Lowell Libson & Jonny Yarker Ltd

  • Pen, ink, wash with watercolour on two conjoined pieces of paper
  • 11 × 35 inches · 280 × 890 mm
  • Watermark: Strasburg Bend & Lily
    Drawn c.1665

Collections

  • Sir Bruce Ingram, Kt., O.B.E., M.C., F.S.A. (1877-1963), Lugt 1405a;
  • Ingram sale, Sotheby’s, 21st October 1964, lot 22;
  • W A Brandt (1902-1978), acquired from the above;
  • by descent to 2023

This large-scale drawing by the Dutch landscape painter Hendrik Danckerts is an exceptionally rare survival. The panoramic view depicts the fifteenth-century manor house at Cresswells, Bray in Berkshire and was made in about 1670. What makes this sheet even more remarkable is that the painting for which it is preparatory survives and is now in the collection of Brighton Museum and Art Gallery. Surviving topographical landscape watercolours made in Britain before 1720 are exceptionally rare, this grand and beautifully articulated sheet affords a singular insight into a lost genre.

Hendrick Danckerts was most likely born in The Hague in about 1625. His brother, Jan Danckerts, was a history painter and engraver who is recorded joining the Guild of St Luke in The Hague in 1632, Hendrick was admitted as an engraver in 1651. The brothers travelled to Italy in 1653 and to Britain sometime before the Restoration. Jan Danckerts’s illustrations to Sir Robert Stapylton’s translation of Juvenal’s Satires were engraved by Wenceslaus Hollar and published in 1660. The earliest record of Hendrick is at his marriage to Theodosia Hugh of Staffordshire at St James’s Chapel, London in October 1664. Over the next couple of decades Danckerts became a hugely successful landscape painter, working for a wide range of clients. In 1669 the diarist Samuel Pepys commissioned four panels for his dining room form the ‘famous landskip painter’, Pepys called the resulting paintings ‘mighty pretty’. Danckerts painted landscapes – both topographical and ideal – for a roster of aristocratic interiors, but his most considerable patron was Charles II. In 1665 the king commissioned some large classical landscapes in Gloucestershire and a view of the completed canal works at Hampton Court, by 1688 the Royal Collection contained twenty-nine prospects by Danckerts.
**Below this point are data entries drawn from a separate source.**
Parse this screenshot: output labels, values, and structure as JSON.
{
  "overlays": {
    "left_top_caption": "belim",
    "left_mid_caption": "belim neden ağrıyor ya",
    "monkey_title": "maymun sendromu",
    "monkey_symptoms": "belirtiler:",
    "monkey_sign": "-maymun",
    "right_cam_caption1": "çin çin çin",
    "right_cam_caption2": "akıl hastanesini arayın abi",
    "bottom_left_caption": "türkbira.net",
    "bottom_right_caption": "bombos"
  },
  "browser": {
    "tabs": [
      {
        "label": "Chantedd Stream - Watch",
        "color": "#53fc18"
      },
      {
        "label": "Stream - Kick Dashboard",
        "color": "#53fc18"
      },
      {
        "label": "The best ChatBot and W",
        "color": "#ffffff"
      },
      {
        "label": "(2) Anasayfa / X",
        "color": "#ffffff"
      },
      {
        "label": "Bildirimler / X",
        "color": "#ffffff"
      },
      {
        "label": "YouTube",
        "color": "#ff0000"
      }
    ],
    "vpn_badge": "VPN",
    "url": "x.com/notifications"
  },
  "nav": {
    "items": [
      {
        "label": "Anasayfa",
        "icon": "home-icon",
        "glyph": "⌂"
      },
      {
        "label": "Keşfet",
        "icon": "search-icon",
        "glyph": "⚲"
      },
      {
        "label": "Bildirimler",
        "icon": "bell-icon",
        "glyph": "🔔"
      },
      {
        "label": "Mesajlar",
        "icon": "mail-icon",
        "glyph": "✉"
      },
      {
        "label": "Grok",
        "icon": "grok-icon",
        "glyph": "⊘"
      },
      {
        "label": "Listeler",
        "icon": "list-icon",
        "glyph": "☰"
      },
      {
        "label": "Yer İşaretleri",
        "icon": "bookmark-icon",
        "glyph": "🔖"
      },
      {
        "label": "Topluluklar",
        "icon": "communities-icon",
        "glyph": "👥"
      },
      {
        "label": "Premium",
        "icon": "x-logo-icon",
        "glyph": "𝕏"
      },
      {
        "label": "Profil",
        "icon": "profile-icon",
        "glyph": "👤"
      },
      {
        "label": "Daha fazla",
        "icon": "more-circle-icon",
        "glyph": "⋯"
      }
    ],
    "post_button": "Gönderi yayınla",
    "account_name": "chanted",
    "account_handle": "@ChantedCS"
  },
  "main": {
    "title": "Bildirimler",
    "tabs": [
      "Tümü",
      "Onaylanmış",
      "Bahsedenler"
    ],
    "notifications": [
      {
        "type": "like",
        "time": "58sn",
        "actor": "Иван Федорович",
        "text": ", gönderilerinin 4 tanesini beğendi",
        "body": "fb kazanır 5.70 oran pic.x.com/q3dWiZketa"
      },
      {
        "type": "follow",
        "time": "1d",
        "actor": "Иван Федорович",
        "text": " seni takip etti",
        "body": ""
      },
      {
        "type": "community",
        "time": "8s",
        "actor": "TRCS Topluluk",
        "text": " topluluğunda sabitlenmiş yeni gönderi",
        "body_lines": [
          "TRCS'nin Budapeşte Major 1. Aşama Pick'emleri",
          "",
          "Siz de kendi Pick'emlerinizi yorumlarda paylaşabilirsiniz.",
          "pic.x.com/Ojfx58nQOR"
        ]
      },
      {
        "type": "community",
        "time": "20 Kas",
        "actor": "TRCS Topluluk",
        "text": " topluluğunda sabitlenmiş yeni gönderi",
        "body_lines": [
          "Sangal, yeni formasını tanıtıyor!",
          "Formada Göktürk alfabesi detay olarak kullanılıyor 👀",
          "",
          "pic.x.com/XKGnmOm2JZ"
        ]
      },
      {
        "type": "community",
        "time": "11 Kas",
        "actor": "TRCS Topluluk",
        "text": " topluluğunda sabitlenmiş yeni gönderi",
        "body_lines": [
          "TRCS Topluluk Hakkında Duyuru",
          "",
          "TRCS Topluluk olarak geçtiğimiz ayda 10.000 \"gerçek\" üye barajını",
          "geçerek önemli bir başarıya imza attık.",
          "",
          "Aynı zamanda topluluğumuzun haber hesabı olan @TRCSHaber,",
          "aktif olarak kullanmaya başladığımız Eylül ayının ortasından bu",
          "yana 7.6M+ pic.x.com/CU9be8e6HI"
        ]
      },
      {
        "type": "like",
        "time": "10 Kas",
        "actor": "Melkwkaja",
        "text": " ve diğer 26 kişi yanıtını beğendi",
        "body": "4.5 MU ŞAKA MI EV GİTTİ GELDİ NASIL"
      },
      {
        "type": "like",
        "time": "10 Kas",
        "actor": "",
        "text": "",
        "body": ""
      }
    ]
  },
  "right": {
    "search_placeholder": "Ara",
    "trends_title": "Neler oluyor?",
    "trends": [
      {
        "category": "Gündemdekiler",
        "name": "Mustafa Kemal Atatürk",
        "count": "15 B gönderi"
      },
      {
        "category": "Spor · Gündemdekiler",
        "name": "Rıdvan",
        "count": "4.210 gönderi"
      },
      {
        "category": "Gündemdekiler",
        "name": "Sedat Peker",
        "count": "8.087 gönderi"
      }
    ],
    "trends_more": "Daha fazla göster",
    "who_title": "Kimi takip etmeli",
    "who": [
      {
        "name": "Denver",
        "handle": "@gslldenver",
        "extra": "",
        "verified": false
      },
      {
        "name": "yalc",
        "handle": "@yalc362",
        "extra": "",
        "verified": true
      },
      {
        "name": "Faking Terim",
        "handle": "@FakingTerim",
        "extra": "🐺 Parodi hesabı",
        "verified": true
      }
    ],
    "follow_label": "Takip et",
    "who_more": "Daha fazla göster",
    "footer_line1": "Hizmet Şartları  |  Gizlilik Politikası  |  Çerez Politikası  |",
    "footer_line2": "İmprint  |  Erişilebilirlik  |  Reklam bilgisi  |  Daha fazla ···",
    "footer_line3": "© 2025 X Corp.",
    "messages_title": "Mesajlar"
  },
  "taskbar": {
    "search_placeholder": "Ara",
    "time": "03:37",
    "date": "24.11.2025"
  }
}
Only a handful of drawings by Danckerts survive. The present sheet is similar in format and approach to a series of panoramic views in the collection of the British Museum. Two drawings depicting views of Badminton House, from the East and North, show Danckerts working on the same scale. The drawings record the house and landscape on two sheets of conjoined paper presumably made in preparation for larger oils and perhaps to be shown to the patron, Henry Somerset, 1st Duke of Beaufort.[1] What makes the present drawing so distinct is Danckerts’ use of watercolour wash; this appears to be the only coloured drawing by Danckerts of a country house to survive. Danckerts shows a timber framed house, probably dating from mid-fifteenth century, seen from the end of a recently planted avenue of trees. John Harris noted that little is known of the house itself, it apparently passed in 1537 to the College of St George, Windsor and in 1652 it was leased to Thomas and Peregrine Wilcox, by the Dean and Chapter. By the eighteenth century it was in the possession of the Keeke family but was subsequently demolished. Danckerts’ finished painting survives, giving a sense of his working method and the function of his drawings.
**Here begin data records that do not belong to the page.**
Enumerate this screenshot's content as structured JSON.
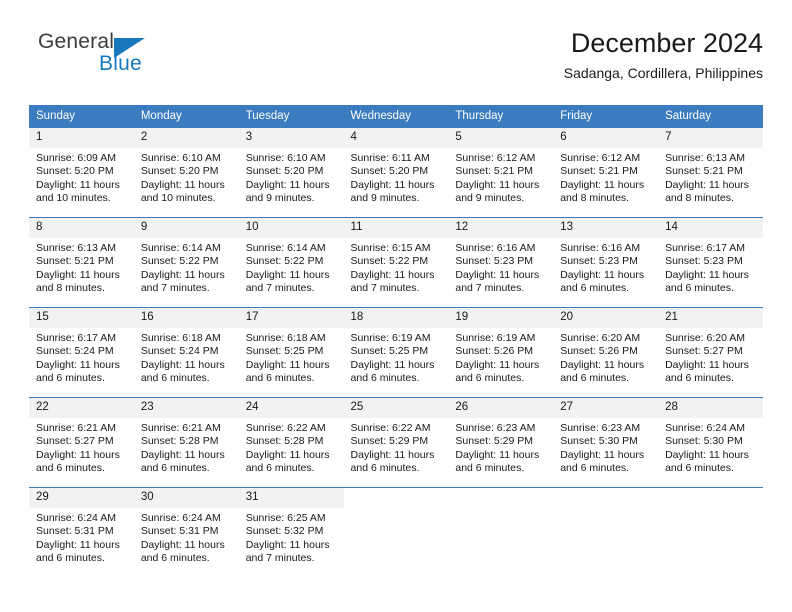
{
  "logo": {
    "word1": "General",
    "word2": "Blue",
    "triangle_color": "#1878be",
    "word1_color": "#3c3c3c",
    "word2_color": "#1878be"
  },
  "header": {
    "title": "December 2024",
    "subtitle": "Sadanga, Cordillera, Philippines"
  },
  "theme": {
    "header_blue": "#3a7cbf",
    "daynum_bg": "#f2f2f2",
    "text": "#1a1a1a"
  },
  "calendar": {
    "weekdays": [
      "Sunday",
      "Monday",
      "Tuesday",
      "Wednesday",
      "Thursday",
      "Friday",
      "Saturday"
    ],
    "weeks": [
      [
        {
          "day": "1",
          "sunrise": "Sunrise: 6:09 AM",
          "sunset": "Sunset: 5:20 PM",
          "daylight1": "Daylight: 11 hours",
          "daylight2": "and 10 minutes."
        },
        {
          "day": "2",
          "sunrise": "Sunrise: 6:10 AM",
          "sunset": "Sunset: 5:20 PM",
          "daylight1": "Daylight: 11 hours",
          "daylight2": "and 10 minutes."
        },
        {
          "day": "3",
          "sunrise": "Sunrise: 6:10 AM",
          "sunset": "Sunset: 5:20 PM",
          "daylight1": "Daylight: 11 hours",
          "daylight2": "and 9 minutes."
        },
        {
          "day": "4",
          "sunrise": "Sunrise: 6:11 AM",
          "sunset": "Sunset: 5:20 PM",
          "daylight1": "Daylight: 11 hours",
          "daylight2": "and 9 minutes."
        },
        {
          "day": "5",
          "sunrise": "Sunrise: 6:12 AM",
          "sunset": "Sunset: 5:21 PM",
          "daylight1": "Daylight: 11 hours",
          "daylight2": "and 9 minutes."
        },
        {
          "day": "6",
          "sunrise": "Sunrise: 6:12 AM",
          "sunset": "Sunset: 5:21 PM",
          "daylight1": "Daylight: 11 hours",
          "daylight2": "and 8 minutes."
        },
        {
          "day": "7",
          "sunrise": "Sunrise: 6:13 AM",
          "sunset": "Sunset: 5:21 PM",
          "daylight1": "Daylight: 11 hours",
          "daylight2": "and 8 minutes."
        }
      ],
      [
        {
          "day": "8",
          "sunrise": "Sunrise: 6:13 AM",
          "sunset": "Sunset: 5:21 PM",
          "daylight1": "Daylight: 11 hours",
          "daylight2": "and 8 minutes."
        },
        {
          "day": "9",
          "sunrise": "Sunrise: 6:14 AM",
          "sunset": "Sunset: 5:22 PM",
          "daylight1": "Daylight: 11 hours",
          "daylight2": "and 7 minutes."
        },
        {
          "day": "10",
          "sunrise": "Sunrise: 6:14 AM",
          "sunset": "Sunset: 5:22 PM",
          "daylight1": "Daylight: 11 hours",
          "daylight2": "and 7 minutes."
        },
        {
          "day": "11",
          "sunrise": "Sunrise: 6:15 AM",
          "sunset": "Sunset: 5:22 PM",
          "daylight1": "Daylight: 11 hours",
          "daylight2": "and 7 minutes."
        },
        {
          "day": "12",
          "sunrise": "Sunrise: 6:16 AM",
          "sunset": "Sunset: 5:23 PM",
          "daylight1": "Daylight: 11 hours",
          "daylight2": "and 7 minutes."
        },
        {
          "day": "13",
          "sunrise": "Sunrise: 6:16 AM",
          "sunset": "Sunset: 5:23 PM",
          "daylight1": "Daylight: 11 hours",
          "daylight2": "and 6 minutes."
        },
        {
          "day": "14",
          "sunrise": "Sunrise: 6:17 AM",
          "sunset": "Sunset: 5:23 PM",
          "daylight1": "Daylight: 11 hours",
          "daylight2": "and 6 minutes."
        }
      ],
      [
        {
          "day": "15",
          "sunrise": "Sunrise: 6:17 AM",
          "sunset": "Sunset: 5:24 PM",
          "daylight1": "Daylight: 11 hours",
          "daylight2": "and 6 minutes."
        },
        {
          "day": "16",
          "sunrise": "Sunrise: 6:18 AM",
          "sunset": "Sunset: 5:24 PM",
          "daylight1": "Daylight: 11 hours",
          "daylight2": "and 6 minutes."
        },
        {
          "day": "17",
          "sunrise": "Sunrise: 6:18 AM",
          "sunset": "Sunset: 5:25 PM",
          "daylight1": "Daylight: 11 hours",
          "daylight2": "and 6 minutes."
        },
        {
          "day": "18",
          "sunrise": "Sunrise: 6:19 AM",
          "sunset": "Sunset: 5:25 PM",
          "daylight1": "Daylight: 11 hours",
          "daylight2": "and 6 minutes."
        },
        {
          "day": "19",
          "sunrise": "Sunrise: 6:19 AM",
          "sunset": "Sunset: 5:26 PM",
          "daylight1": "Daylight: 11 hours",
          "daylight2": "and 6 minutes."
        },
        {
          "day": "20",
          "sunrise": "Sunrise: 6:20 AM",
          "sunset": "Sunset: 5:26 PM",
          "daylight1": "Daylight: 11 hours",
          "daylight2": "and 6 minutes."
        },
        {
          "day": "21",
          "sunrise": "Sunrise: 6:20 AM",
          "sunset": "Sunset: 5:27 PM",
          "daylight1": "Daylight: 11 hours",
          "daylight2": "and 6 minutes."
        }
      ],
      [
        {
          "day": "22",
          "sunrise": "Sunrise: 6:21 AM",
          "sunset": "Sunset: 5:27 PM",
          "daylight1": "Daylight: 11 hours",
          "daylight2": "and 6 minutes."
        },
        {
          "day": "23",
          "sunrise": "Sunrise: 6:21 AM",
          "sunset": "Sunset: 5:28 PM",
          "daylight1": "Daylight: 11 hours",
          "daylight2": "and 6 minutes."
        },
        {
          "day": "24",
          "sunrise": "Sunrise: 6:22 AM",
          "sunset": "Sunset: 5:28 PM",
          "daylight1": "Daylight: 11 hours",
          "daylight2": "and 6 minutes."
        },
        {
          "day": "25",
          "sunrise": "Sunrise: 6:22 AM",
          "sunset": "Sunset: 5:29 PM",
          "daylight1": "Daylight: 11 hours",
          "daylight2": "and 6 minutes."
        },
        {
          "day": "26",
          "sunrise": "Sunrise: 6:23 AM",
          "sunset": "Sunset: 5:29 PM",
          "daylight1": "Daylight: 11 hours",
          "daylight2": "and 6 minutes."
        },
        {
          "day": "27",
          "sunrise": "Sunrise: 6:23 AM",
          "sunset": "Sunset: 5:30 PM",
          "daylight1": "Daylight: 11 hours",
          "daylight2": "and 6 minutes."
        },
        {
          "day": "28",
          "sunrise": "Sunrise: 6:24 AM",
          "sunset": "Sunset: 5:30 PM",
          "daylight1": "Daylight: 11 hours",
          "daylight2": "and 6 minutes."
        }
      ],
      [
        {
          "day": "29",
          "sunrise": "Sunrise: 6:24 AM",
          "sunset": "Sunset: 5:31 PM",
          "daylight1": "Daylight: 11 hours",
          "daylight2": "and 6 minutes."
        },
        {
          "day": "30",
          "sunrise": "Sunrise: 6:24 AM",
          "sunset": "Sunset: 5:31 PM",
          "daylight1": "Daylight: 11 hours",
          "daylight2": "and 6 minutes."
        },
        {
          "day": "31",
          "sunrise": "Sunrise: 6:25 AM",
          "sunset": "Sunset: 5:32 PM",
          "daylight1": "Daylight: 11 hours",
          "daylight2": "and 7 minutes."
        },
        {
          "day": "",
          "sunrise": "",
          "sunset": "",
          "daylight1": "",
          "daylight2": ""
        },
        {
          "day": "",
          "sunrise": "",
          "sunset": "",
          "daylight1": "",
          "daylight2": ""
        },
        {
          "day": "",
          "sunrise": "",
          "sunset": "",
          "daylight1": "",
          "daylight2": ""
        },
        {
          "day": "",
          "sunrise": "",
          "sunset": "",
          "daylight1": "",
          "daylight2": ""
        }
      ]
    ]
  }
}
In the completed painting the house appears closer and larger than it does in the drawing. This raises the possibility that the present drawing was made on the spot; there is certainly a naturalism to the way the buildings are surveyed behind the screen of trees, in the drawing one of the trees obscures details that appear in the final painting. In the painting Danckerts has shifted the position of the trees and slightly thinned the vegetation to give a legible outline of the house, with its gables, windows, copula and chimneys. Danckerts has also introduced a series of figures to animate the composition. Danckerts’ use of wash and watercolour gives a surprisingly informal feeling; the sheet feels less like a Grand Baroque prospect than a plein air watercolour of a century later. As such this rare and beguiling watercolour raises all kinds of questions about the development of landscape painting in Britain and the contribution made by the highly skilled diaspora of Dutch artists working in Britain after the Restoration.

Hendrick Danckerts
The Manor House, Cresswells
Oil on canvas
30 ½ x 72 ¼ inches; 777 x 1837 mm
c.1670
Brighton & Hove Museums

References

  1. Danckerts’ view of Badminton House from the East contain colour notes, but no colour washes.  See Lindsay Stainton and Christopher White, Drawing in England from Hilliard to Hogarth, exh. cat. London (The British Museum), 1987, p.161, cat. no.122.